The code reflects AI model or algorithm which is trained using the data. The conventional model-centric AI focuses on improving code to achieve better results given a fixed set of data. AI developers generally consider the training datasets from which their code is learning as a collection of ground-truth labels, and their AI model is made to fit that labeled training data. Thus, this approach generally assumes the training data as external from the AI development process.
On the other hand, data-centric AI aims to improve data quality to achieve better outcomes by treating code as an unchangeable entity. In other words, while model-centric AI deals with developing or improving the AI model or algorithm, data-centric AI deals with the labeling, augmenting, managing and curating of data. Data-centric AI may seem to be the pre-processing of data, however, it emphasizes an iterative AI life-cycle consisting of data collection, model training and analyzing errors.

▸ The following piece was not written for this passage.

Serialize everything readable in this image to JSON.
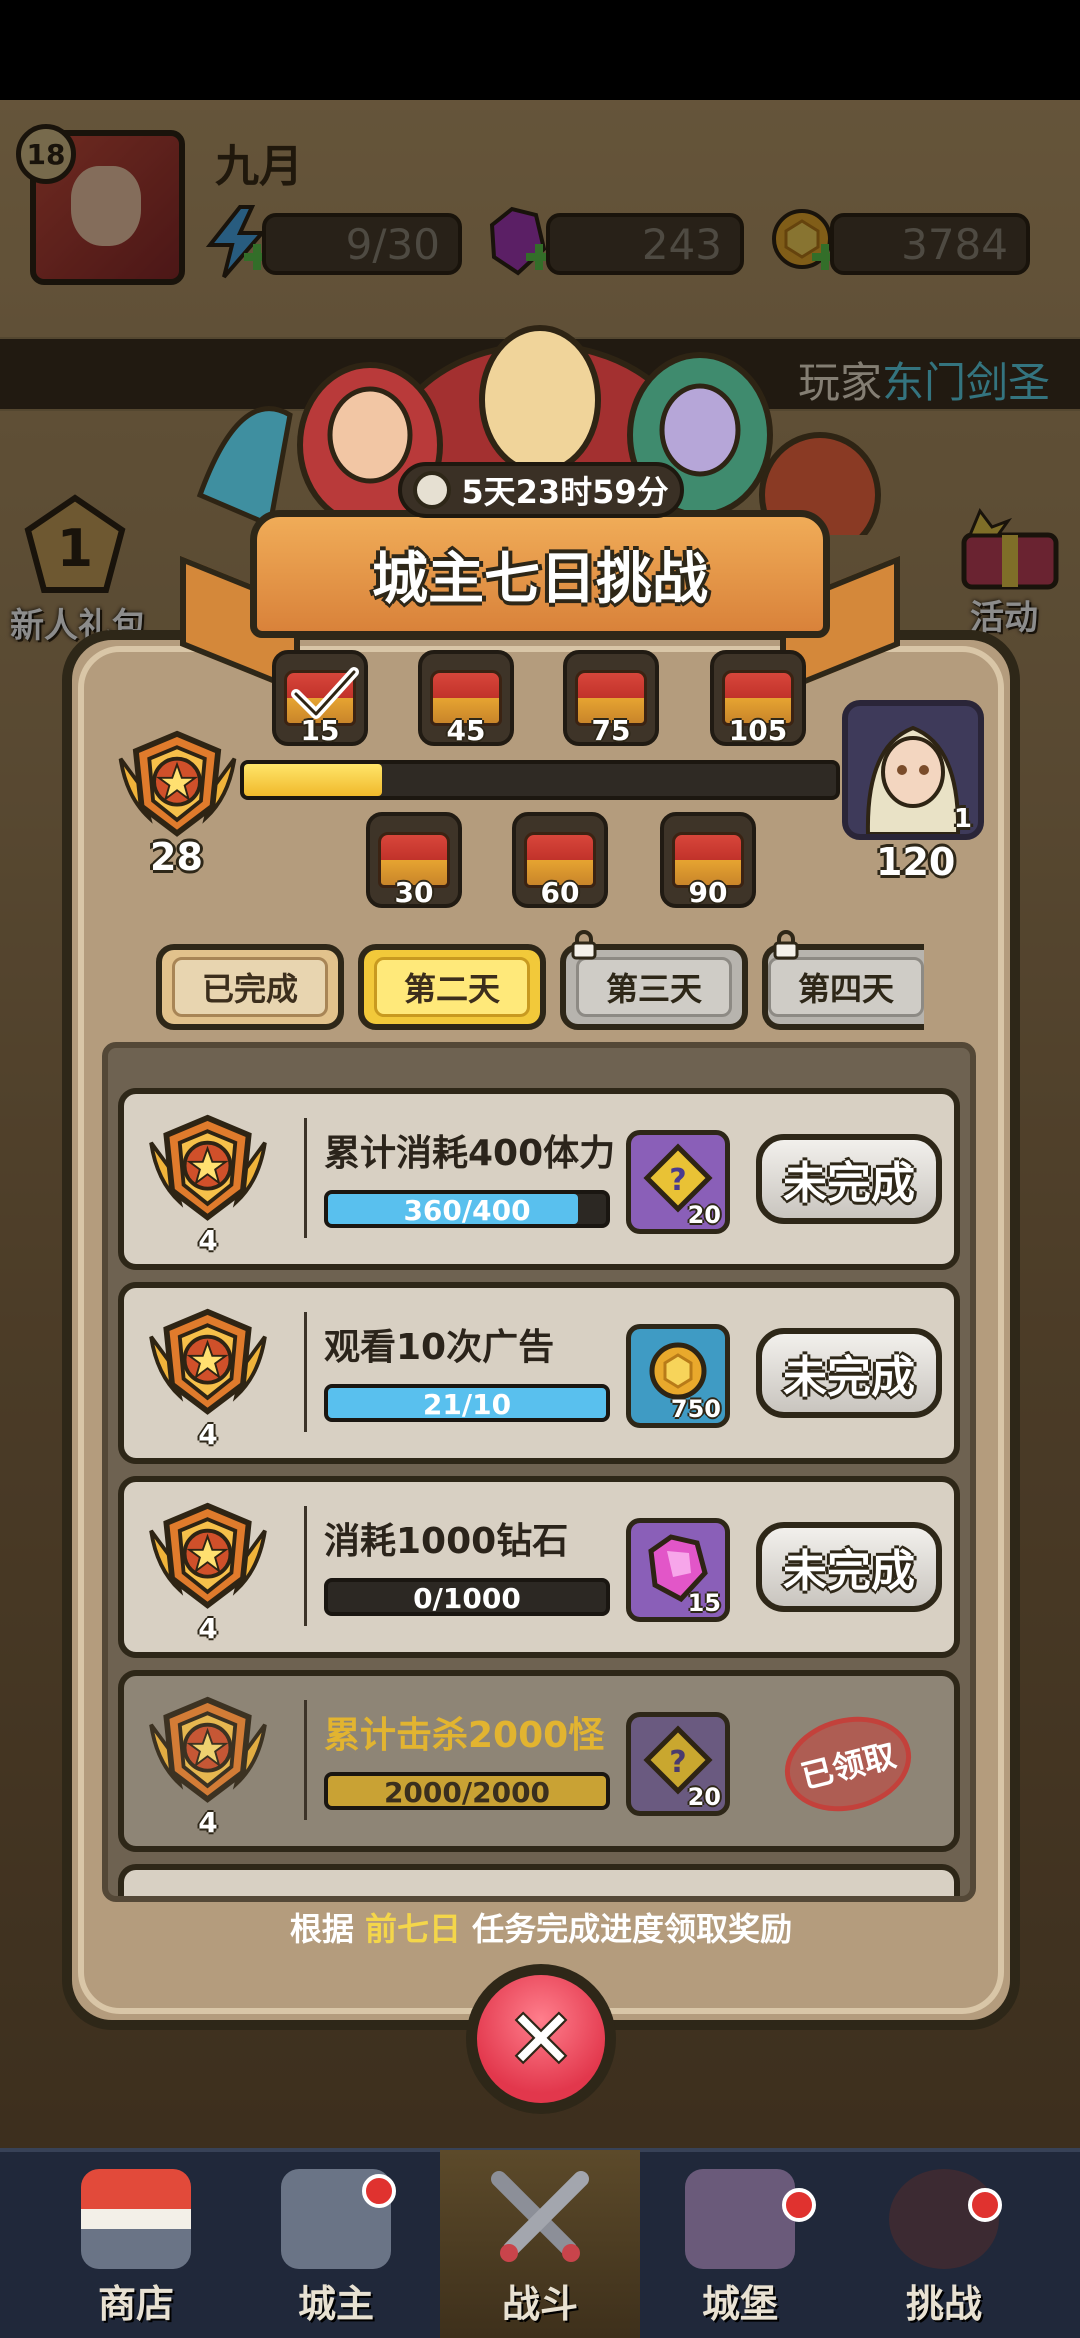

In model-centric AI, we spend relatively more time on optimizing an AI model whereas in data-centric AI, we spend rather more time on data quality improvement. In model-centric, we aim to find the most suitable AI model or an optimization technique for a given problem, whereas in data-centric we aim to find inconsistencies in the collected data for a given problem.
Nowadays, model-centric AI tends to optimize bigger AI models on large-scale datasets which therefore require large-scale datasets and lots of computing resources, whereas data-centric AI may require domain knowledge or experts to find inconsistencies in data.
Though most data-centric AI ideas already exist as conventional wisdom in the AI community, data-centric AI aims to build a systematic approach and the tools needed to facilitate this process.